Rapid evolution of cancer/testis genes on the X chromosome
1 Ludwig Institute for Cancer Research and Swiss Institute of Bioinformatics, CH-1015 Lausanne, Switzerland
2 South African National Bioinformatics Institute, University of the Western Cape, Bellville, 7535, South Africa
3 Ludwig Institute for Cancer Research, New York Branch at Memorial Sloan-Kettering Cancer Center, 1275 York Avenue, New York, New York 10021, USA
BMC Genomics 2007, 8:129 doi:10.1186/1471-2164-8-129Published: 23 May 2007
Cancer/testis (CT) genes are normally expressed only in germ cells, but can be activated in the cancer state. This unusual property, together with the finding that many CT proteins elicit an antigenic response in cancer patients, has established a role for this class of genes as targets in immunotherapy regimes. Many families of CT genes have been identified in the human genome, but their biological function for the most part remains unclear. While it has been shown that some CT genes are under diversifying selection, this question has not been addressed before for the class as a whole.

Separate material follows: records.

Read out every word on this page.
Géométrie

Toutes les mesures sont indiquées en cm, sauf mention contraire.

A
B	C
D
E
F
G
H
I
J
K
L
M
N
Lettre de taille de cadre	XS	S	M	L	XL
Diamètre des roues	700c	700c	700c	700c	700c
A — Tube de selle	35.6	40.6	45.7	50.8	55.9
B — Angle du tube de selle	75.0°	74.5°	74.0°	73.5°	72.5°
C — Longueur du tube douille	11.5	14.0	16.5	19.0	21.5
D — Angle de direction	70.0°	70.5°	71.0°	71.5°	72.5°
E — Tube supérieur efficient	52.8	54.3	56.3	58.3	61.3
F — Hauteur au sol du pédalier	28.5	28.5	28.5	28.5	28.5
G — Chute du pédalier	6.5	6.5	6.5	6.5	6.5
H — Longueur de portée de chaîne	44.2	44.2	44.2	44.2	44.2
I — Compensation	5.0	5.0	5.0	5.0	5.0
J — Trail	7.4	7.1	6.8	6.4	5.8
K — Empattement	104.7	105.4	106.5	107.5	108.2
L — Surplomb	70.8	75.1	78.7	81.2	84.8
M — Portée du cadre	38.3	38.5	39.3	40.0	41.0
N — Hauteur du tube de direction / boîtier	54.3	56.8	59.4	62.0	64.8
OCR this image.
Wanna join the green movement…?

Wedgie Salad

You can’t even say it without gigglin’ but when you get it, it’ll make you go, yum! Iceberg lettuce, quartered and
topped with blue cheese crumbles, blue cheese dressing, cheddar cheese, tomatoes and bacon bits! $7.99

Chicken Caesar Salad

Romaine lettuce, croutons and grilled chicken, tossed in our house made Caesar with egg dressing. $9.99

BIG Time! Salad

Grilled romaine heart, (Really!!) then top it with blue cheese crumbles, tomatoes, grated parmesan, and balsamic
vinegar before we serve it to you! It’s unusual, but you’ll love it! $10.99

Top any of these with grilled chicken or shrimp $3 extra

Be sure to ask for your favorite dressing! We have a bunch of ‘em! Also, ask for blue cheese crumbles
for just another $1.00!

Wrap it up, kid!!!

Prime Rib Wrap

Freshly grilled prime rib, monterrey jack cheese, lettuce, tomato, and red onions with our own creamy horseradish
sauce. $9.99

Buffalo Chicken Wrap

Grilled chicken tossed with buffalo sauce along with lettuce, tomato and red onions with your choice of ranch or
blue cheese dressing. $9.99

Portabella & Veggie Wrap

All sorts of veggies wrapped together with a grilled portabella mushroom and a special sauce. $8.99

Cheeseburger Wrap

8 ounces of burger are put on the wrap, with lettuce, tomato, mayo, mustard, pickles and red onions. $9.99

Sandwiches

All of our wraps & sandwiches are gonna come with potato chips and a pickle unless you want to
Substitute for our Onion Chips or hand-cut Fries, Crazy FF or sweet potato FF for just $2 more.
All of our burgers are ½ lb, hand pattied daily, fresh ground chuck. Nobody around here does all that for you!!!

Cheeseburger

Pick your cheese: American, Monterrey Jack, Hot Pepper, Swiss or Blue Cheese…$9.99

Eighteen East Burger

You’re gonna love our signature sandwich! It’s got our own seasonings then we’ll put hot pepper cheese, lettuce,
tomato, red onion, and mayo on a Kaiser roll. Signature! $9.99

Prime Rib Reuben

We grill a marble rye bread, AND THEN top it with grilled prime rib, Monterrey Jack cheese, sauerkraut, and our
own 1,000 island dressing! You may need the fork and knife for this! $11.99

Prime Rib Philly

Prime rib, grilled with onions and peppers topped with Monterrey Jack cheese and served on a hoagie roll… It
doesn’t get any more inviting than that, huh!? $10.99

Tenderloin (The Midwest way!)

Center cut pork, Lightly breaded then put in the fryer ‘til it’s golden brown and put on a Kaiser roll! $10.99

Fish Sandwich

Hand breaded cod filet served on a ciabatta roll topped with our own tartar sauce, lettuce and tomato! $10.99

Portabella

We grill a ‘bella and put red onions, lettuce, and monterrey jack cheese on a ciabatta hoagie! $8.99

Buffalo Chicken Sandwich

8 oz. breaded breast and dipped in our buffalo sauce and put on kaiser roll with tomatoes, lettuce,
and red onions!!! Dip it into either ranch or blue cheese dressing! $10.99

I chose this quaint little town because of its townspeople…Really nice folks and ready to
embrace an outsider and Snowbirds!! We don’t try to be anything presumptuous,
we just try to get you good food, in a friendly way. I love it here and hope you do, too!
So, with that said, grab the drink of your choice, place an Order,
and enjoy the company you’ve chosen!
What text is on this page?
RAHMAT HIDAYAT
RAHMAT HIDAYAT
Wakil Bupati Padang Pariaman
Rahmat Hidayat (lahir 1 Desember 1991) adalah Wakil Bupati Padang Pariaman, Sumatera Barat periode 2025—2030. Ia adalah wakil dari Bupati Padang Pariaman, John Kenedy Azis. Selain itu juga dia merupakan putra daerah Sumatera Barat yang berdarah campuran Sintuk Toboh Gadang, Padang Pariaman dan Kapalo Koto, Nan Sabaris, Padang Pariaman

To shed more light on this interesting group of genes, we exploited the generation of a draft chimpanzee (Pan troglodytes) genomic sequence to examine CT genes in an organism that is closely related to human, and generated a high-quality, manually curated set of human:chimpanzee CT gene alignments. We find that the chimpanzee genome contains homologues to most of the human CT families, and that the genes are located on the same chromosome and at a similar copy number to those in human. Comparison of putative human:chimpanzee orthologues indicates that CT genes located on chromosome X are diverging faster and are undergoing stronger diversifying selection than those on the autosomes or than a set of control genes on either chromosome X or autosomes.
Given their high level of diversifying selection, we suggest that CT genes are primarily responsible for the observed rapid evolution of protein-coding genes on the X chromosome.